Team Youngkin is not downplaying discussion of racism, discrimination or slavery, as it is accused of doing, but is changing the template for understanding those historical phenomena.

White supremacist customs. The next example betrays the ideological suppositions of the Northam history writers: Discuss the impact of “White supremacist customs and laws” on veterans following World War II. Racism and segregation were all too real in 1945 America, but the concept of “White supremacy” as presented here must be understood in the context of critical theory. It conveys an understanding that White racism is an ineradicable trait, and it presupposes that social structures in 2024 are systemically racist as well.

The Youngkin formulation acknowledges that Black WWII veterans faced discrimination when they came home but does not contain the loaded term of “White supremacy.” The re-write does not block classroom discussion of White supremacy as one among many concepts for understanding Black history. Rather, it disallows using White supremacy, with all its connotations, as a foundational building block for the course.

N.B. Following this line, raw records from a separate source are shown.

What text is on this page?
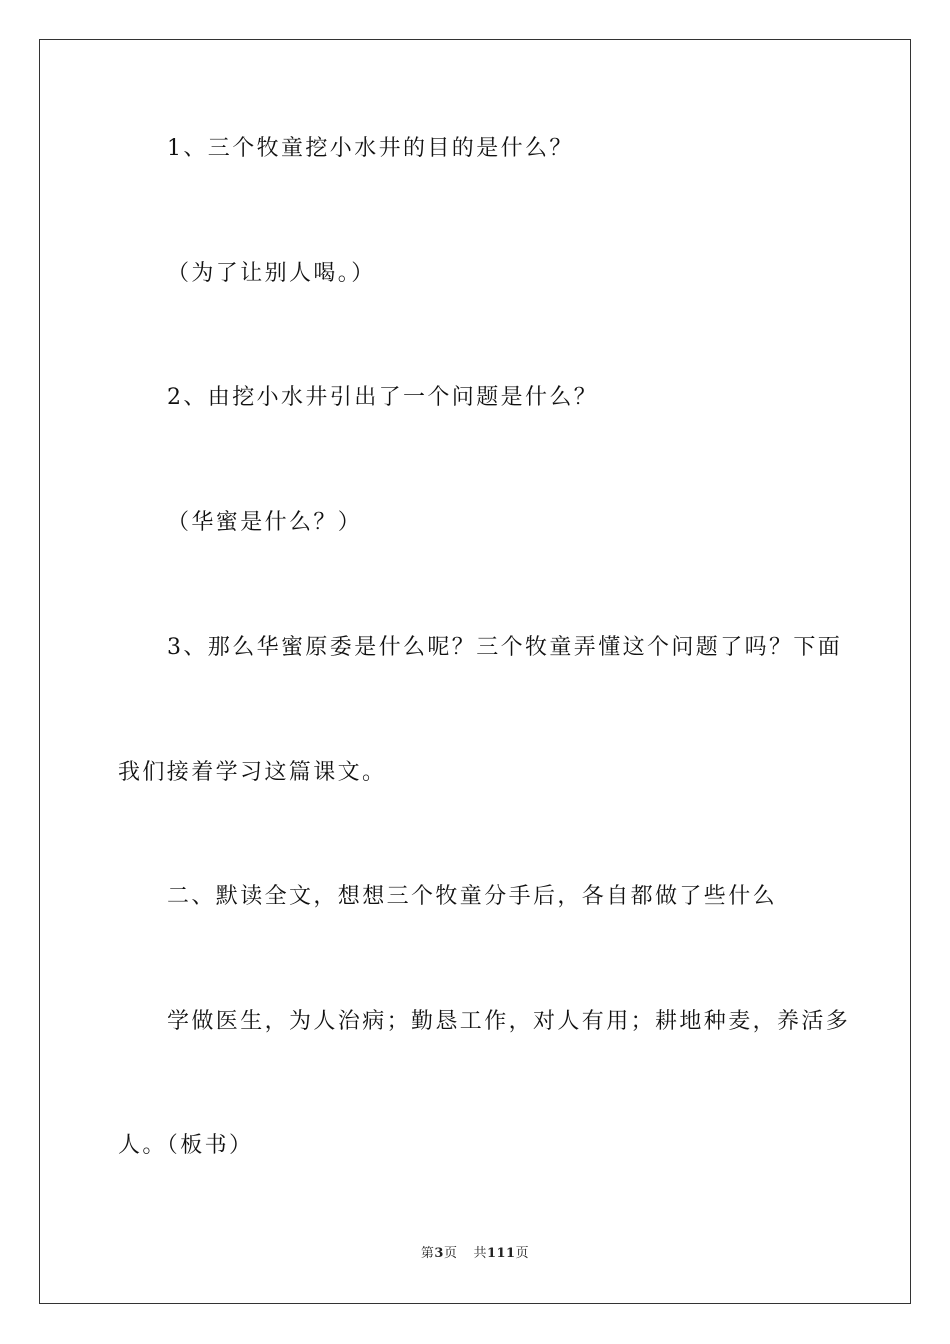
1、三个牧童挖小水井的目的是什么？
（为了让别人喝。）
2、由挖小水井引出了一个问题是什么？
（华蜜是什么？）
3、那么华蜜原委是什么呢？三个牧童弄懂这个问题了吗？下面
我们接着学习这篇课文。
二、默读全文，想想三个牧童分手后，各自都做了些什么
学做医生，为人治病；勤恳工作，对人有用；耕地种麦，养活多
人。（板书）
第3页 共111页
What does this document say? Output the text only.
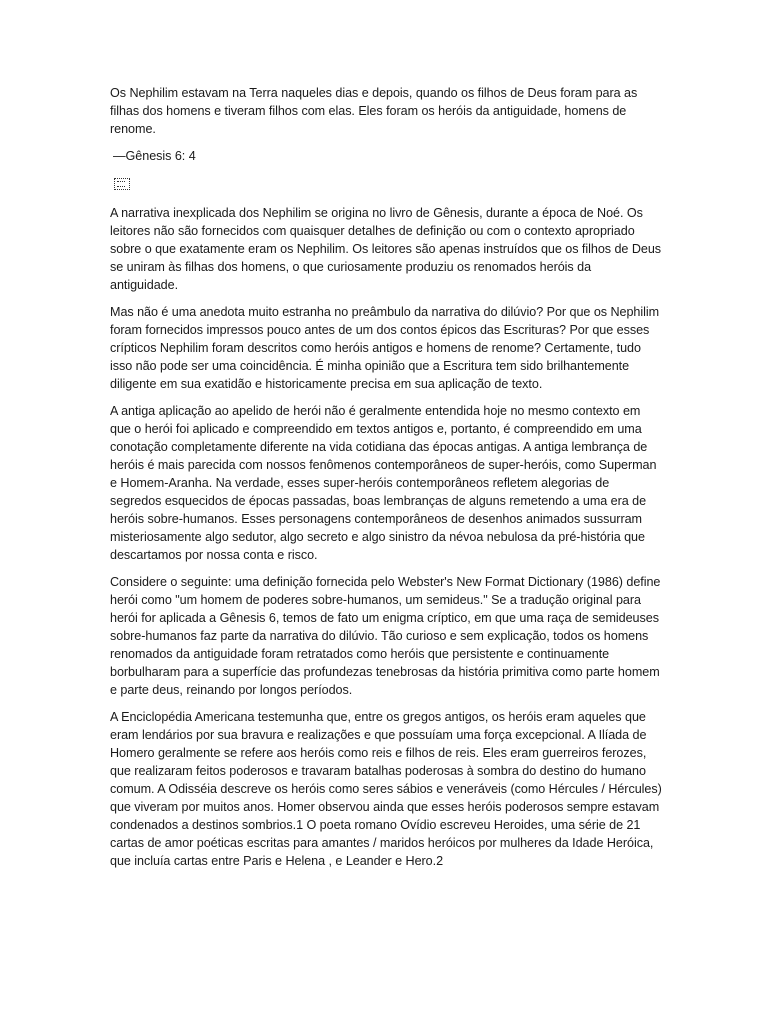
Os Nephilim estavam na Terra naqueles dias e depois, quando os filhos de Deus foram para as filhas dos homens e tiveram filhos com elas. Eles foram os heróis da antiguidade, homens de renome.

—Gênesis 6: 4

A narrativa inexplicada dos Nephilim se origina no livro de Gênesis, durante a época de Noé. Os leitores não são fornecidos com quaisquer detalhes de definição ou com o contexto apropriado sobre o que exatamente eram os Nephilim. Os leitores são apenas instruídos que os filhos de Deus se uniram às filhas dos homens, o que curiosamente produziu os renomados heróis da antiguidade.

Mas não é uma anedota muito estranha no preâmbulo da narrativa do dilúvio? Por que os Nephilim foram fornecidos impressos pouco antes de um dos contos épicos das Escrituras? Por que esses crípticos Nephilim foram descritos como heróis antigos e homens de renome? Certamente, tudo isso não pode ser uma coincidência. É minha opinião que a Escritura tem sido brilhantemente diligente em sua exatidão e historicamente precisa em sua aplicação de texto.

A antiga aplicação ao apelido de herói não é geralmente entendida hoje no mesmo contexto em que o herói foi aplicado e compreendido em textos antigos e, portanto, é compreendido em uma conotação completamente diferente na vida cotidiana das épocas antigas. A antiga lembrança de heróis é mais parecida com nossos fenômenos contemporâneos de super-heróis, como Superman e Homem-Aranha. Na verdade, esses super-heróis contemporâneos refletem alegorias de segredos esquecidos de épocas passadas, boas lembranças de alguns remetendo a uma era de heróis sobre-humanos. Esses personagens contemporâneos de desenhos animados sussurram misteriosamente algo sedutor, algo secreto e algo sinistro da névoa nebulosa da pré-história que descartamos por nossa conta e risco.

Considere o seguinte: uma definição fornecida pelo Webster's New Format Dictionary (1986) define herói como "um homem de poderes sobre-humanos, um semideus." Se a tradução original para herói for aplicada a Gênesis 6, temos de fato um enigma críptico, em que uma raça de semideuses sobre-humanos faz parte da narrativa do dilúvio. Tão curioso e sem explicação, todos os homens renomados da antiguidade foram retratados como heróis que persistente e continuamente borbulharam para a superfície das profundezas tenebrosas da história primitiva como parte homem e parte deus, reinando por longos períodos.

A Enciclopédia Americana testemunha que, entre os gregos antigos, os heróis eram aqueles que eram lendários por sua bravura e realizações e que possuíam uma força excepcional. A Ilíada de Homero geralmente se refere aos heróis como reis e filhos de reis. Eles eram guerreiros ferozes, que realizaram feitos poderosos e travaram batalhas poderosas à sombra do destino do humano comum. A Odisséia descreve os heróis como seres sábios e veneráveis (como Hércules / Hércules) que viveram por muitos anos. Homer observou ainda que esses heróis poderosos sempre estavam condenados a destinos sombrios.1 O poeta romano Ovídio escreveu Heroides, uma série de 21 cartas de amor poéticas escritas para amantes / maridos heróicos por mulheres da Idade Heróica, que incluía cartas entre Paris e Helena , e Leander e Hero.2
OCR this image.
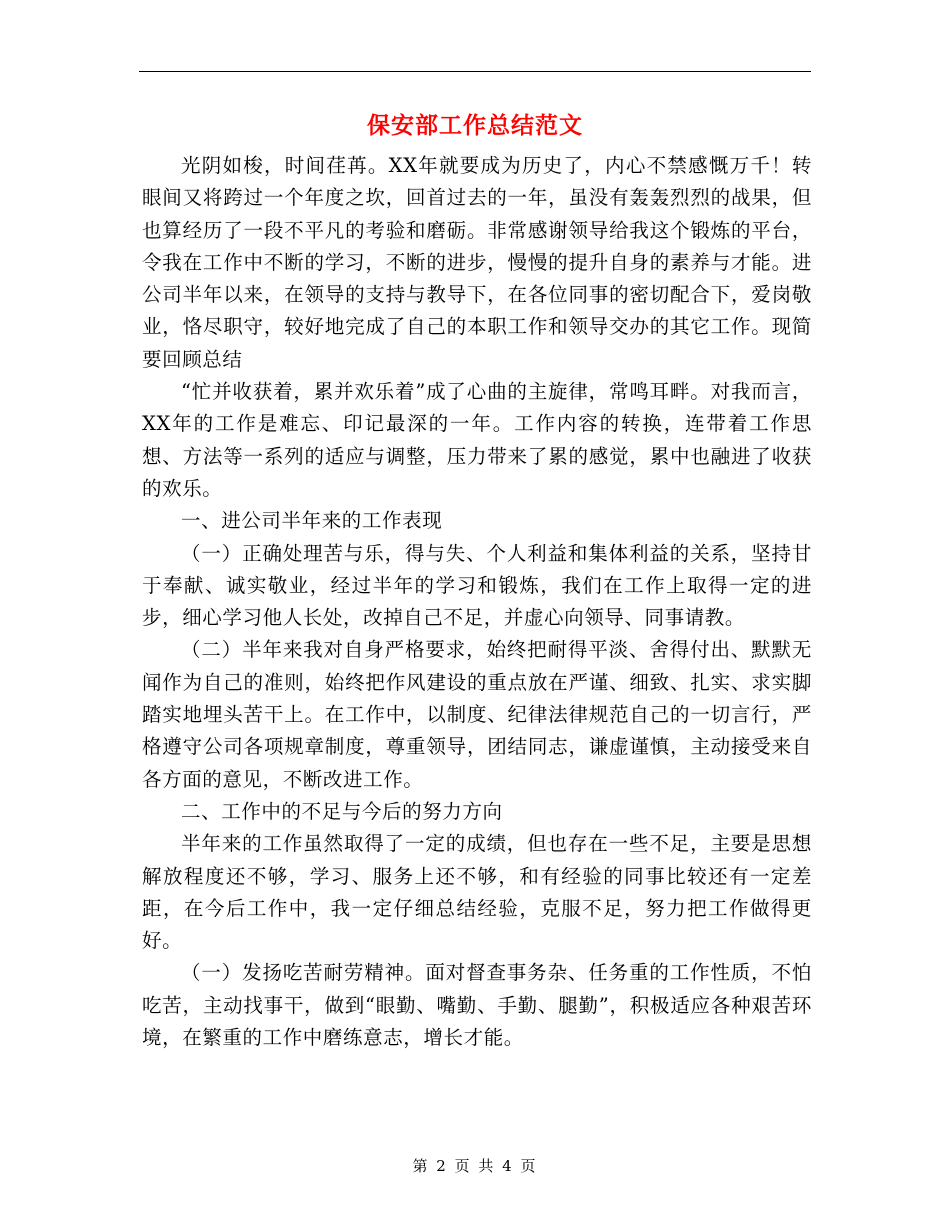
保安部工作总结范文

光阴如梭，时间荏苒。XX年就要成为历史了，内心不禁感慨万千！转眼间又将跨过一个年度之坎，回首过去的一年，虽没有轰轰烈烈的战果，但也算经历了一段不平凡的考验和磨砺。非常感谢领导给我这个锻炼的平台，令我在工作中不断的学习，不断的进步，慢慢的提升自身的素养与才能。进公司半年以来，在领导的支持与教导下，在各位同事的密切配合下，爱岗敬业，恪尽职守，较好地完成了自己的本职工作和领导交办的其它工作。现简要回顾总结

“忙并收获着，累并欢乐着”成了心曲的主旋律，常鸣耳畔。对我而言，XX年的工作是难忘、印记最深的一年。工作内容的转换，连带着工作思想、方法等一系列的适应与调整，压力带来了累的感觉，累中也融进了收获的欢乐。

一、进公司半年来的工作表现

（一）正确处理苦与乐，得与失、个人利益和集体利益的关系，坚持甘于奉献、诚实敬业，经过半年的学习和锻炼，我们在工作上取得一定的进步，细心学习他人长处，改掉自己不足，并虚心向领导、同事请教。

（二）半年来我对自身严格要求，始终把耐得平淡、舍得付出、默默无闻作为自己的准则，始终把作风建设的重点放在严谨、细致、扎实、求实脚踏实地埋头苦干上。在工作中，以制度、纪律法律规范自己的一切言行，严格遵守公司各项规章制度，尊重领导，团结同志，谦虚谨慎，主动接受来自各方面的意见，不断改进工作。

二、工作中的不足与今后的努力方向

半年来的工作虽然取得了一定的成绩，但也存在一些不足，主要是思想解放程度还不够，学习、服务上还不够，和有经验的同事比较还有一定差距，在今后工作中，我一定仔细总结经验，克服不足，努力把工作做得更好。

（一）发扬吃苦耐劳精神。面对督查事务杂、任务重的工作性质，不怕吃苦，主动找事干，做到“眼勤、嘴勤、手勤、腿勤”，积极适应各种艰苦环境，在繁重的工作中磨练意志，增长才能。

第 2 页 共 4 页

UVA eugenics. The next offense in the minds of Youngkin critics was changing the wording regarding the study of eugenics at the University of Virginia. The Northam scholars stacked the deck by pre-supposing that a purpose of eugenics in Virginia was to “control African Americans.” That is a debatable proposition, to be sure. Eugenics was a popular idea across the political spectrum, in Europe as well as America, and the odious idea of cleansing the gene pool applied to mentally ill and feeble-minded Whites as well. One is entitled to advance the argument that a motivation in Virginia was to “control” African Americans, but that is an interpretation of history rather than foundational fact. Deleting the language from the learning objectives does not forbid teachers and students from discussing that interpretation; it eliminates the mandate that it be taught as dogma.

Redlining. A fourth alleged offense committed by the Youngkinites is excising language presupposing that the past practice of redlining, banned in 1968, continues to have a negative impact on African-Americans 56 years later. Team Youngkin did not ban the discussion of redlining. Rather, it clarified that redlining occurred in the past. It is progressive dogma that echoes of redlining reverberate to this day as a cause of African-American poverty. But, again, that is a debatable interpretation of history, not inarguable fact. Team Youngkin was correct to delete such an ideological presupposition from the course objectives.

Youngkin critics appear to be incapable of drawing a distinction between things they think to be true, but are in fact contested, and things that should be taught as indisputably true.

“White supremacy and institutional racism does not exist according to this document,” Derrick Lanois, a Norfolk State University history professor who helped to develop and implement the course, told the Post.

No, the revisions do not assert that white supremacy and institutional racism do not exist. Rather, they prohibit treating the white-supremacy/institutional racism narrative as dogma that the course should be structured around.

The Post seems unable to grasp the fact that Lanois and his co-course designers, not Team Youngkin, are the ones who larded the course with ideological bias. Actions the critics see as efforts to “whitewash” history are better seen efforts to undo previous “blackwashing” of that history, make the course more ideologically neutral, and prevent the foreclosing of diverse ways to view Virginia’s history.